Podría decirse que con la gestión de David Cameron el Reino Unido se convirtió en un auténtico “violador serial” de leyes y tratados internacionales. Bravuconadas como el envío del destructor Dauntless a las Malvinas empalidecen ante la denuncia del canciller ecuatoriano Ricardo Patiño afirmando que el gobierno británico transmitió a Quito una “amenaza expresa y por escrito de que podrían asaltar nuestra embajada de Ecuador en Londres si no entregan a Julian Assange”.

El secretario de Asuntos Exteriores del Reino Unido ratificó posteriormente esa amenaza, violatoria de la Convención de Viena que establece la inviolabilidad de las sedes diplomáticas (extensiva a la residencia de los embajadores, los automóviles de las embajadas y las valijas diplomáticas), cosa que ni siquiera dos sanguinarios dictadores como Jorge R. Videla y Augusto Pinochet se atrevieron a violar. Recuérdese que el ex presidente Héctor Cámpora estuvo refugiado en la embajada de México en Buenos Aires durante cinco años y cuando obtuvo el asilo político salió del país sin ser molestado. Londres, en cambio, aseguró que pese a que Ecuador ya concedió el asilo a Assange no lo dejará salir de la embajada, transgrediendo lo que explícitamente establece la Convención sobre el Estatuto de los Refugiados que el Reino Unido firmó pero ahora desahucia en la práctica con su desobediencia. Es que el delito cometido por Assange al hacer públicos las trapisondas y los crímenes cometidos y mantenidos en secreto por el imperio es imperdonable.

En consecuencia, Estados Unidos ha movilizado sus fuerzas a escala mundial para atraparlo, aunque sea violando todas las leyes y tratados internacionales y atropellando todas las libertades y derechos humanos, para darle el escarmiento que se merece. La prensa hegemónica de todo el mundo aplaude la “valentía de Londres”. Es que el Reino Unido es un dócil peón de la estrategia imperial, como también lo es el actual gobierno sueco y, peor aún, el de Australia, país del cual es originario Assange y que se desentendió escandalosamente del caso.

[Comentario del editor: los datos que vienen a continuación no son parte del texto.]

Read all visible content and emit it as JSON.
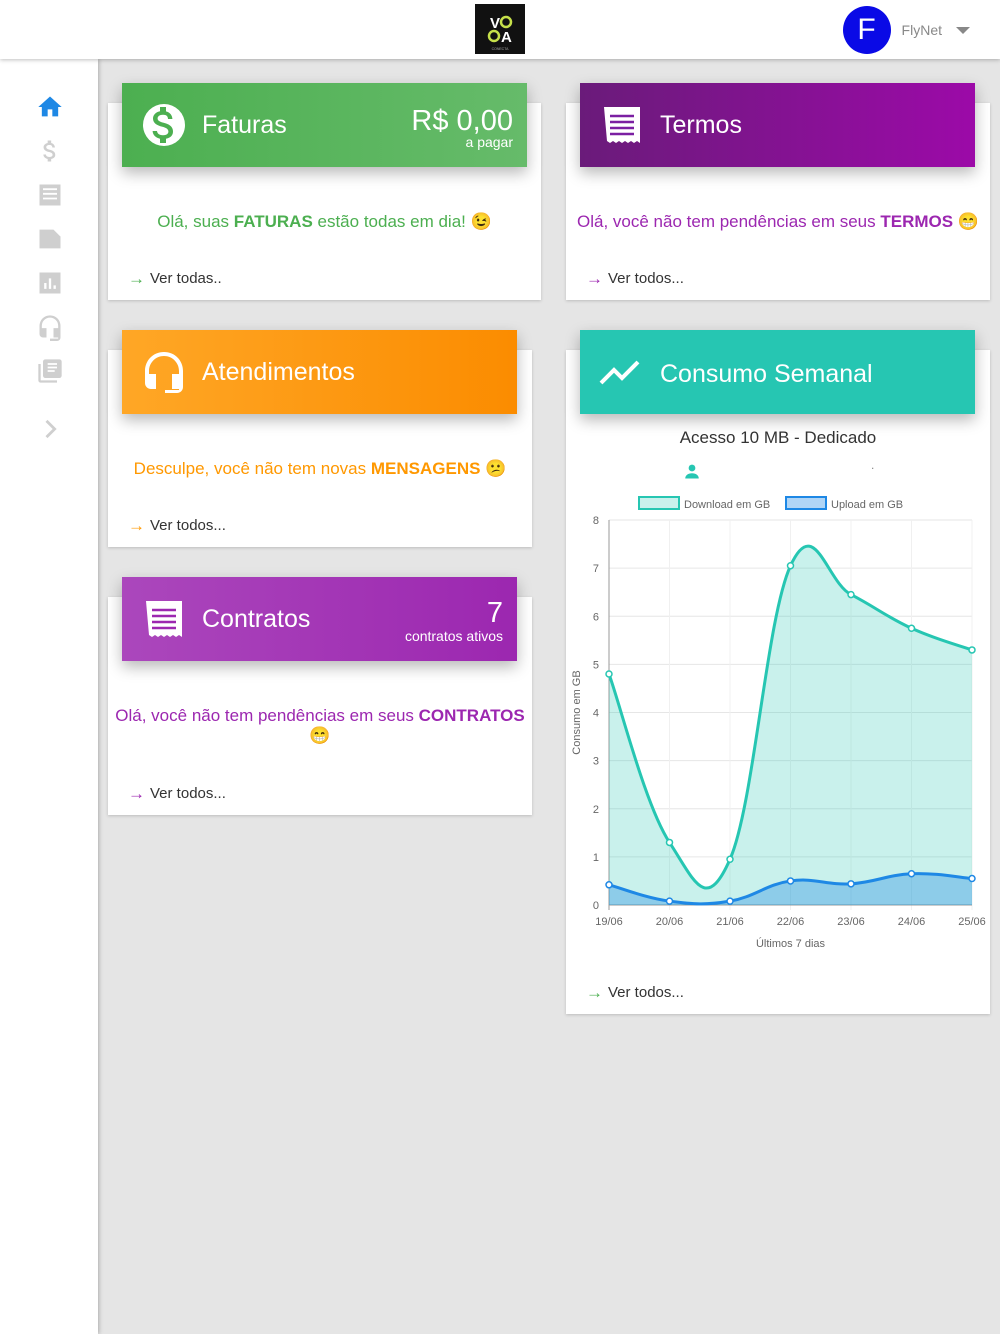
{
  "header": {
    "user_initial": "F",
    "user_name": "FlyNet",
    "logo_letters": "VOOA",
    "logo_sub": "CONECTA"
  },
  "sidebar": {
    "items": [
      {
        "icon": "home-icon",
        "active": true
      },
      {
        "icon": "dollar-icon"
      },
      {
        "icon": "document-icon"
      },
      {
        "icon": "ticket-icon"
      },
      {
        "icon": "bar-chart-icon"
      },
      {
        "icon": "headset-icon"
      },
      {
        "icon": "library-icon"
      },
      {
        "icon": "chevron-right-icon"
      }
    ]
  },
  "colors": {
    "green": "#4caf50",
    "purple_dark": "#7b1fa2",
    "orange": "#ff9800",
    "teal": "#26c6b2",
    "violet": "#9c27b0",
    "blue_active": "#1e88e5"
  },
  "faturas": {
    "title": "Faturas",
    "value": "R$ 0,00",
    "sub": "a pagar",
    "msg_pre": "Olá, suas ",
    "msg_bold": "FATURAS",
    "msg_post": " estão todas em dia! 😉",
    "link": "Ver todas.."
  },
  "termos": {
    "title": "Termos",
    "msg_pre": "Olá, você não tem pendências em seus ",
    "msg_bold": "TERMOS",
    "msg_post": " 😁",
    "link": "Ver todos..."
  },
  "atendimentos": {
    "title": "Atendimentos",
    "msg_pre": "Desculpe, você não tem novas ",
    "msg_bold": "MENSAGENS",
    "msg_post": " 😕",
    "link": "Ver todos..."
  },
  "contratos": {
    "title": "Contratos",
    "value": "7",
    "sub": "contratos ativos",
    "msg_pre": "Olá, você não tem pendências em seus ",
    "msg_bold": "CONTRATOS",
    "msg_post": "😁",
    "link": "Ver todos..."
  },
  "consumo": {
    "title": "Consumo Semanal",
    "plan": "Acesso 10 MB - Dedicado",
    "dot": ".",
    "link": "Ver todos..."
  },
  "chart_data": {
    "type": "area",
    "x": [
      "19/06",
      "20/06",
      "21/06",
      "22/06",
      "23/06",
      "24/06",
      "25/06"
    ],
    "series": [
      {
        "name": "Download em GB",
        "values": [
          4.8,
          1.3,
          0.95,
          7.05,
          6.45,
          5.75,
          5.3
        ],
        "color": "#26c6b2"
      },
      {
        "name": "Upload em GB",
        "values": [
          0.42,
          0.08,
          0.08,
          0.5,
          0.44,
          0.65,
          0.55
        ],
        "color": "#1e88e5"
      }
    ],
    "ylabel": "Consumo em GB",
    "xlabel": "Últimos 7 dias",
    "ylim": [
      0,
      8
    ],
    "yticks": [
      "0",
      "1",
      "2",
      "3",
      "4",
      "5",
      "6",
      "7",
      "8"
    ],
    "grid": true,
    "legend": "top"
  }
}
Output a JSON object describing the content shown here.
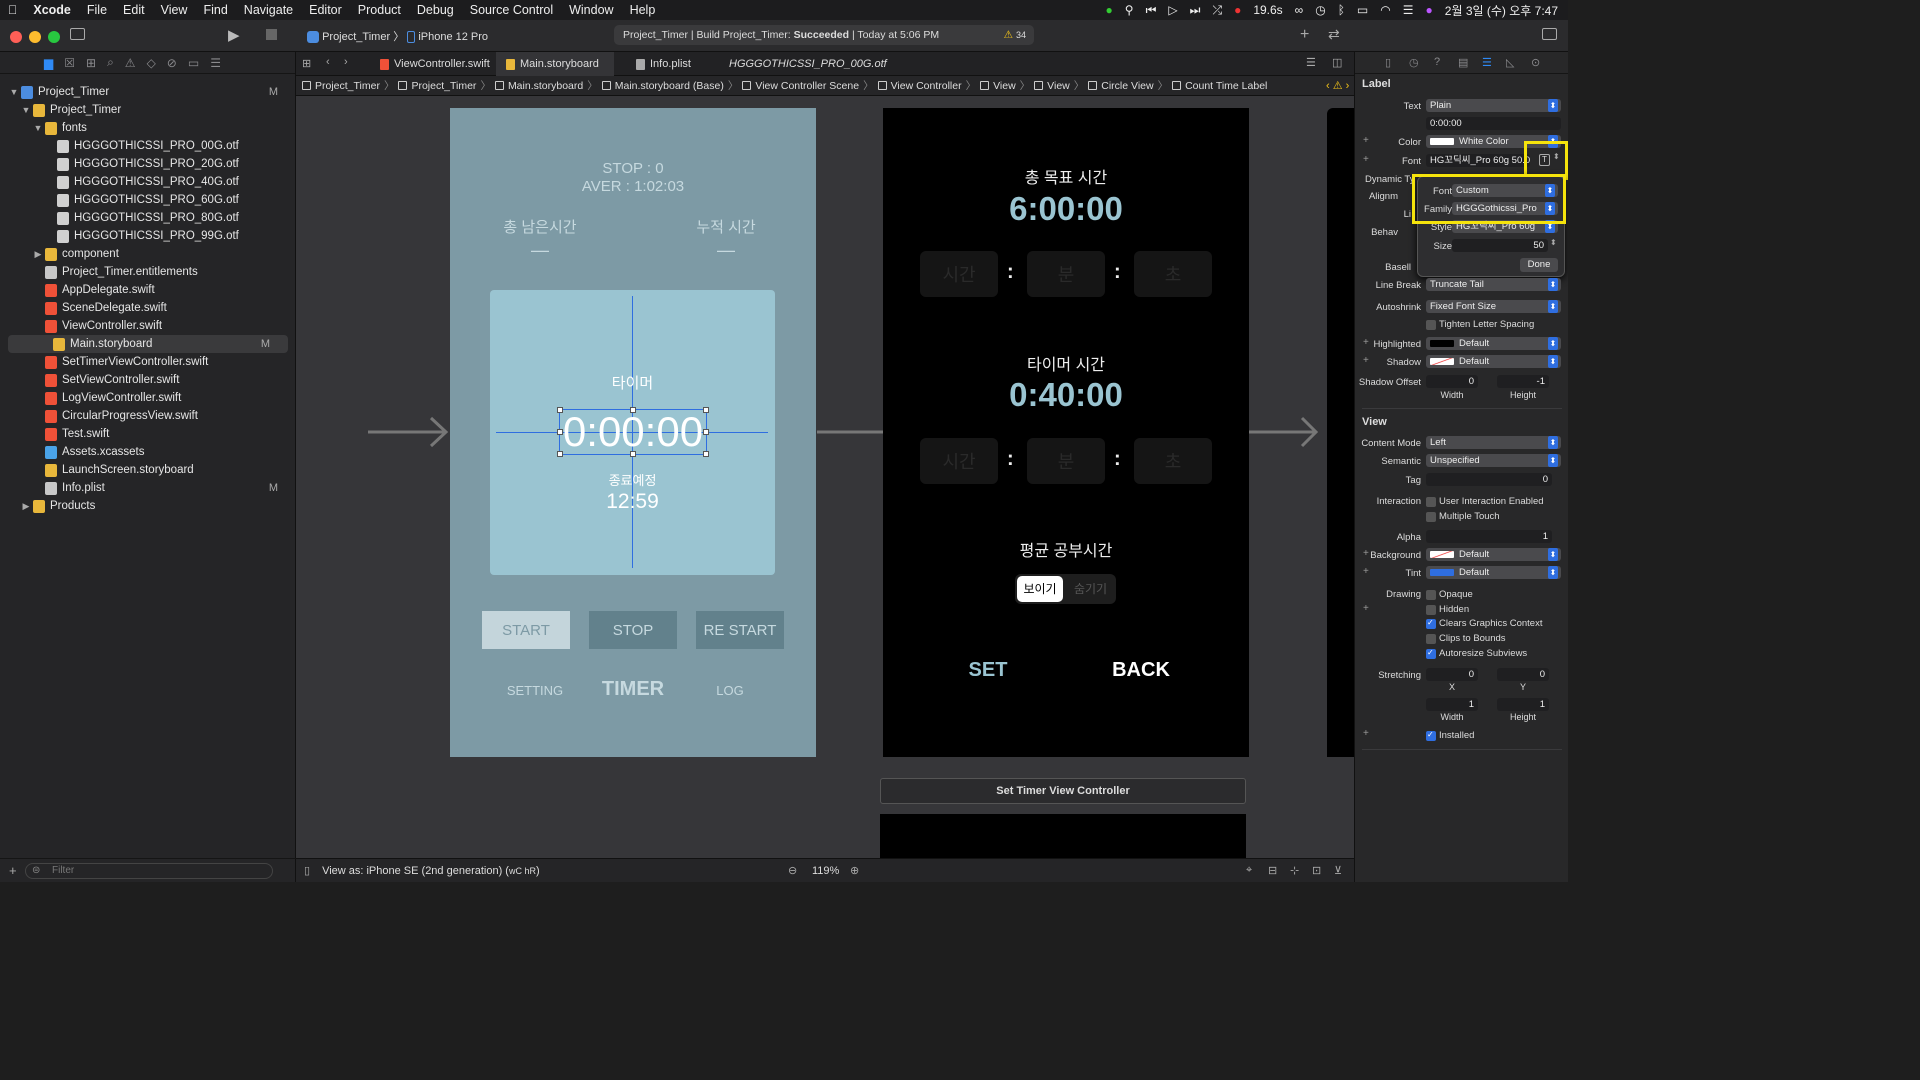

Claro, en noviembre de 2011 Barack Obama anunció que enviaría una dotación de 2 mil 500 marines a una nueva base a inaugurarse en Canberra, Australia, como primer paso de una estrategia mucho más ambiciosa para contener desde ese país al “expansionismo chino”. 
Ante eso, ¿cómo podría el gobierno australiano preocuparse por la suerte del más famoso de sus ciudadanos?